One month, then two.
There are traces of Andy everywhere, even when he’s gone. The smell of eggs, splatters of tempera. A dry, splayed paintbrush. A wooden board pocked with color.
The weather cools. He’s still working. He doesn’t leave for Pennsylvania as usual at the end of August. I don’t ask why, half afraid that if I speak the words aloud, they’ll remind him that it is past time for him to return home.

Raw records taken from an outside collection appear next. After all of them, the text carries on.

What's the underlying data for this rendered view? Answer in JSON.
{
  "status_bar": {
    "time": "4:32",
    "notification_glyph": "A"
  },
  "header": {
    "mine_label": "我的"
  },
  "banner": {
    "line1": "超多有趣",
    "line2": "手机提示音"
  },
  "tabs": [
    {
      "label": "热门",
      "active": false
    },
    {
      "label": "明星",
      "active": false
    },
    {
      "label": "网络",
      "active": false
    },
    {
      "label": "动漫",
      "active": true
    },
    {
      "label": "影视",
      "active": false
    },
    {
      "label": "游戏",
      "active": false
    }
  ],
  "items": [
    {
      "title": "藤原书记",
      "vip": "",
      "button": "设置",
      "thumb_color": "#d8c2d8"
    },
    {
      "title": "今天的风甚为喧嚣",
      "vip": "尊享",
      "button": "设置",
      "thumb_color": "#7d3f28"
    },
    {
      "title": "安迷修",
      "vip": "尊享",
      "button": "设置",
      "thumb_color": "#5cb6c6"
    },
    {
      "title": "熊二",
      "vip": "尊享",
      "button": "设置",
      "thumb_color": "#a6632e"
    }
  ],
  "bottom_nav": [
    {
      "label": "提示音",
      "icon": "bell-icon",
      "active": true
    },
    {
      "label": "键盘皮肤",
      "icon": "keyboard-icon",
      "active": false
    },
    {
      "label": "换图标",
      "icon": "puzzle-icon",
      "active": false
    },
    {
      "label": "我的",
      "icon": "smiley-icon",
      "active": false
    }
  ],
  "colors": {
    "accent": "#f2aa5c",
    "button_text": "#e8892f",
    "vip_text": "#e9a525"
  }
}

While he’s upstairs I go through the motions of my routine. Heat water for tea. Knead the bread. Stroke the cat on my lap. Watch the grasses sway out the window. Chat with Al about the weather. Settle in to enjoy the sunset, as vivid as a Technicolor movie. But all the time I’m thinking of Andy, tucked away in a distant room like a character in a fairy tale, spinning straw into gold.

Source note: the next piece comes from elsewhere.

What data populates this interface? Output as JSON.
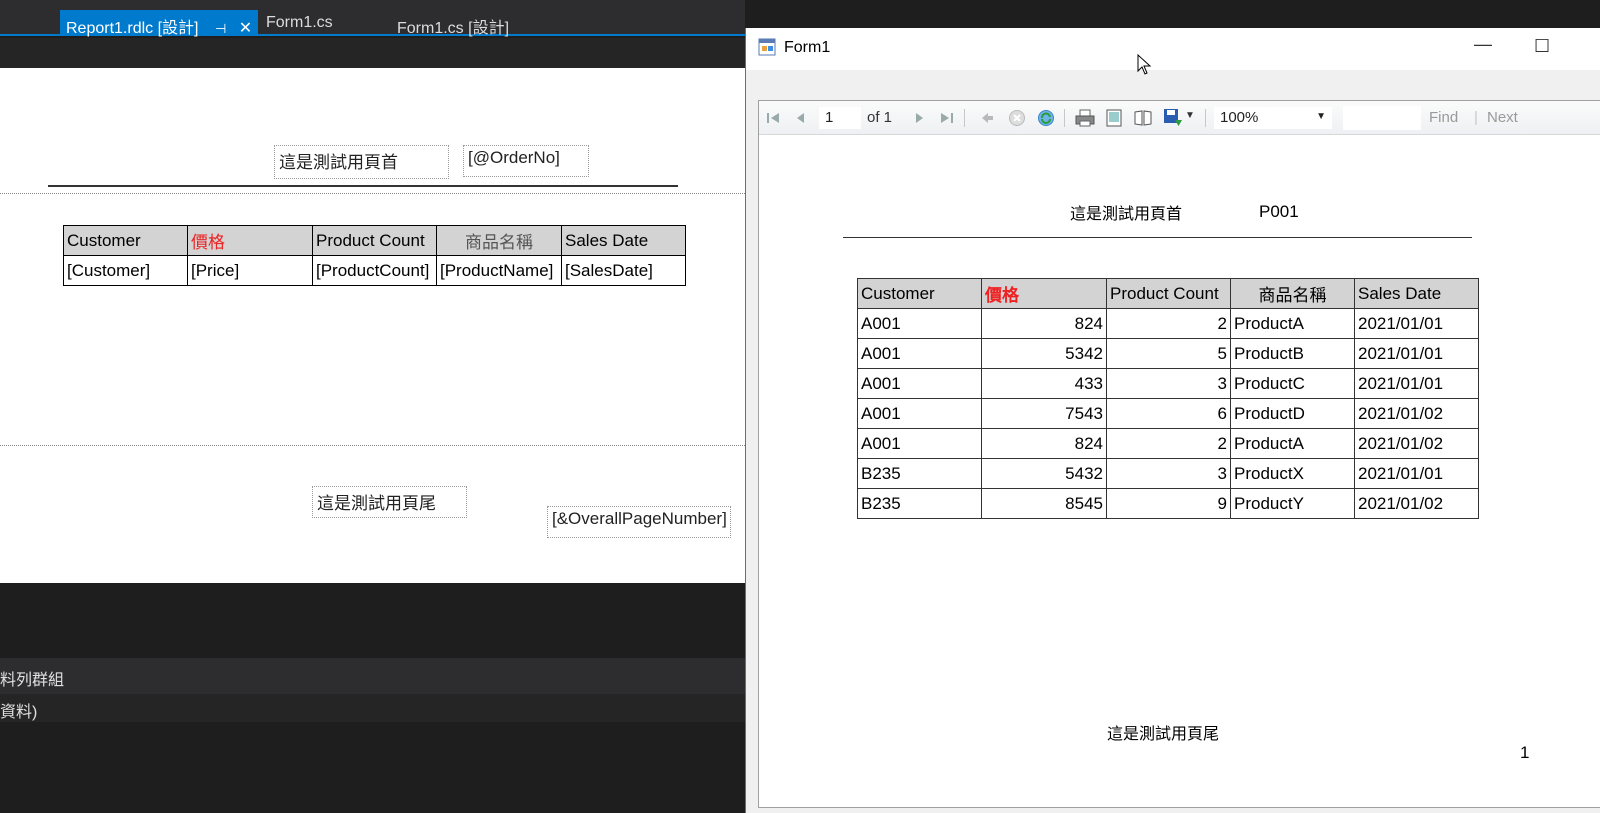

One October morning Andy doesn’t show up. I haven’t seen Betsy in weeks, but the next day, when I’m darning socks, she pops her head in the kitchen door. “Christina! Will you and Al come to dinner?”
“To your house?” I ask with surprise. They’ve never invited us before.
She nods. “Andy talked to Al, and they agreed Al can bring you in the car. Please tell me you’ll come! Just a simple meal, nothing fancy. We’d adore it. A nice send-off before we head back to Chadds Ford.”
“Andy’s finished for the season, then?”
“Finally,” she says. “It’ll be nice to have some peace and quiet, I’ll bet.”
“We don’t mind. We have a lot of peace and quiet.”
IT’S LATE IN the afternoon a few days later when Al—wearing a light-blue collared shirt I made for him years ago that I rarely see him in—lifts me out of my chair in the kitchen and carries me down the steps and into the back of the old Ford Runabout. It’s been a long time since I’ve been anywhere in a car—since I’ve been anywhere except Sadie’s, in fact. I’m dressed in a long navy cotton skirt with forgiving panels and a white blouse—an old uniform, but at least it isn’t torn or stained. Hair smoothed back and tied with a ribbon.
The backseat of the car is dark and cool. As we bump down the drive I lean back and close my eyes, feeling the vibrating thrum of the motor against my legs and a flutter of nervousness in my stomach. I’ve never seen Andy anywhere except in our house, with his paint-spattered boots and pockets bulging with eggs. Will he be a different person in his own home?